The opposite is true of the data center industry in Iceland, where the Power Usage Effectiveness (PUE) of Icelandic data centers is above the European average and even in the range of the most efficient data centers in Europe. This can be attributed to Iceland’s cold climate which reduces the need for cooling in data centers.  

The first independent assessment 

The Ministry of Industry and Innovation approached Fraunhofer to study the impact of electricity prices on the competitiveness of Iceland‘s energy-intensive industries, with a specific focus on electricity costs. Fraunhofer has conducted comparable analyses in Germany and Norway but this type of analysis had never been previously conducted in Iceland and a review of the situation was necessary. The discussion on the competitiveness of the energy-intensive industry in Iceland has taken on new intensity in recent years, particularly regarding energy costs pertaining to production and transmission. The Ministry of Industries and Innovation made the following announcement regarding its decision to approach Fraunhover “various figures and information have been presented that differ somewhat regarding the actual competitiveness of the energy-intensive industry in Iceland when compared with neighbouring countries. Given the importance of energy-intensive industry and electricity sales within the Icelandic economy, there is an urgency to thoroughly review these issues and seek an independent analysis of the situation, with a particular emphasis on electricity costs." The report compared Iceland with Norway, Canada, and Germany. 

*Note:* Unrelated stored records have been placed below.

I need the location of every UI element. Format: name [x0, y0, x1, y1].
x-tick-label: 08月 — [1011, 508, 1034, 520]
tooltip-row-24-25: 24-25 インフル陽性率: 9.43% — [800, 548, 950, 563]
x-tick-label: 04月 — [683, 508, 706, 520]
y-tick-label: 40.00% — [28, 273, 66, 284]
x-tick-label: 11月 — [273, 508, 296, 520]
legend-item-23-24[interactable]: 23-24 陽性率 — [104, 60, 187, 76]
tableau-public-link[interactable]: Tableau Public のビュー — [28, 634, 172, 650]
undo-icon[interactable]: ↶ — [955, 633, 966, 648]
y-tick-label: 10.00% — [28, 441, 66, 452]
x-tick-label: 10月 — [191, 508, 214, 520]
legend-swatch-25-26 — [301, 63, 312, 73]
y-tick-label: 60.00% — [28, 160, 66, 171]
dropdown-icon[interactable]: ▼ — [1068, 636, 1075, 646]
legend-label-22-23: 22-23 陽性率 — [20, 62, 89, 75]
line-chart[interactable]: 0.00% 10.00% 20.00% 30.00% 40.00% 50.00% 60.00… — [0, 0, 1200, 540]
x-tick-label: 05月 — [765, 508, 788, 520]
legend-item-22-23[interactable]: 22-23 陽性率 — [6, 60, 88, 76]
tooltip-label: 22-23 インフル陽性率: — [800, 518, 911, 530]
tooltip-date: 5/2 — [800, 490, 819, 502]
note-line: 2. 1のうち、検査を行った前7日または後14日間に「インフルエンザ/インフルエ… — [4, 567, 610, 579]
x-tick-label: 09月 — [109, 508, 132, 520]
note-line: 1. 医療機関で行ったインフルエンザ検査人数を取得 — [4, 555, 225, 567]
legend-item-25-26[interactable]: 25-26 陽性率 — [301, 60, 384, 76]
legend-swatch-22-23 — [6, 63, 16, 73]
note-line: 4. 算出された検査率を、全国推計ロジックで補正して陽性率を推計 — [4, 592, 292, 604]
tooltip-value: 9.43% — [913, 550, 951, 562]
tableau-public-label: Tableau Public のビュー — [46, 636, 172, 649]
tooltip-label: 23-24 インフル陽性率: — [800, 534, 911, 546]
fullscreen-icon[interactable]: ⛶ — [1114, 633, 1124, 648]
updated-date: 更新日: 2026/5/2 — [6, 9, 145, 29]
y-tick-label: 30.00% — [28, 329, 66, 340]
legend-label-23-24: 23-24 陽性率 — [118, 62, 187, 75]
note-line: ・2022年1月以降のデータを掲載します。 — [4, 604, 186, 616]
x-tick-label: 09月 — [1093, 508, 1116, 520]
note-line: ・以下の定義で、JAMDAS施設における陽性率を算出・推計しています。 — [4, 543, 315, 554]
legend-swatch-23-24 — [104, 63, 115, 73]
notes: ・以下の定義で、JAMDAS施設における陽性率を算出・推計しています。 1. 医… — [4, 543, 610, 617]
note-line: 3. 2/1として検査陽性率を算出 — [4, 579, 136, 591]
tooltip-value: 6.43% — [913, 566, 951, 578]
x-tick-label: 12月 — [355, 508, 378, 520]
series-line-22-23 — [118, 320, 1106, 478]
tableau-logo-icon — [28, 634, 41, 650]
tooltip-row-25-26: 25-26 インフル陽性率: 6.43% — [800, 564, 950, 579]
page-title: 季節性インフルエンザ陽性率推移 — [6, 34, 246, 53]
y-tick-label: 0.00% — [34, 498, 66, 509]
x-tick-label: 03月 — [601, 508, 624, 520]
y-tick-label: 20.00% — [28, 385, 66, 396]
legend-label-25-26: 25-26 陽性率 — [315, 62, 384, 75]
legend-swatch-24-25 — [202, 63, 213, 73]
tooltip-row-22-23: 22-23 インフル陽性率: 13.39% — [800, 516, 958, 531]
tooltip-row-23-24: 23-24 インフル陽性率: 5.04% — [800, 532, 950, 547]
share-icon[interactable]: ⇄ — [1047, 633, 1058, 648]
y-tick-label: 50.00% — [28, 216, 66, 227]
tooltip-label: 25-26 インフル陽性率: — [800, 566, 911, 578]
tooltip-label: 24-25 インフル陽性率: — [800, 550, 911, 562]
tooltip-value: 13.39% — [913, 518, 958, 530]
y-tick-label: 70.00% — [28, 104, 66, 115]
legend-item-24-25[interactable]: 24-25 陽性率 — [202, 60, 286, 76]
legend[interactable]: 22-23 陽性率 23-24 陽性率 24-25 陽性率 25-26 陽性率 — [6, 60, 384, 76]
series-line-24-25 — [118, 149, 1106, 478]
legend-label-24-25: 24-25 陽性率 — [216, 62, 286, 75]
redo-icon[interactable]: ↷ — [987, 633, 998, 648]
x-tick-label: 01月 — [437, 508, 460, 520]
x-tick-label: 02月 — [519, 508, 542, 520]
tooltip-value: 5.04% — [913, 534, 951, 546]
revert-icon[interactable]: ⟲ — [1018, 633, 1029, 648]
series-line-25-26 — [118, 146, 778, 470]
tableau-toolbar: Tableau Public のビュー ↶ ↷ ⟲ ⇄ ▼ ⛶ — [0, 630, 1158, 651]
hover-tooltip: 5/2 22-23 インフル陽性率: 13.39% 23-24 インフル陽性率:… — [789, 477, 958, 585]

Landsvirkjun wanted to publish the information 

The Ministry of Industry and Innovation stated that publishing the results with the intent of offering new insight on the matter would require a level of transparency that could violate the confidentiality provisions of current power contracts. All parties were consulted before the results were published and reservations regarding the disclosure of aluminium industry energy costs were taken into consideration. However, it should be noted that Landsvirkjun was willing to disclose this information.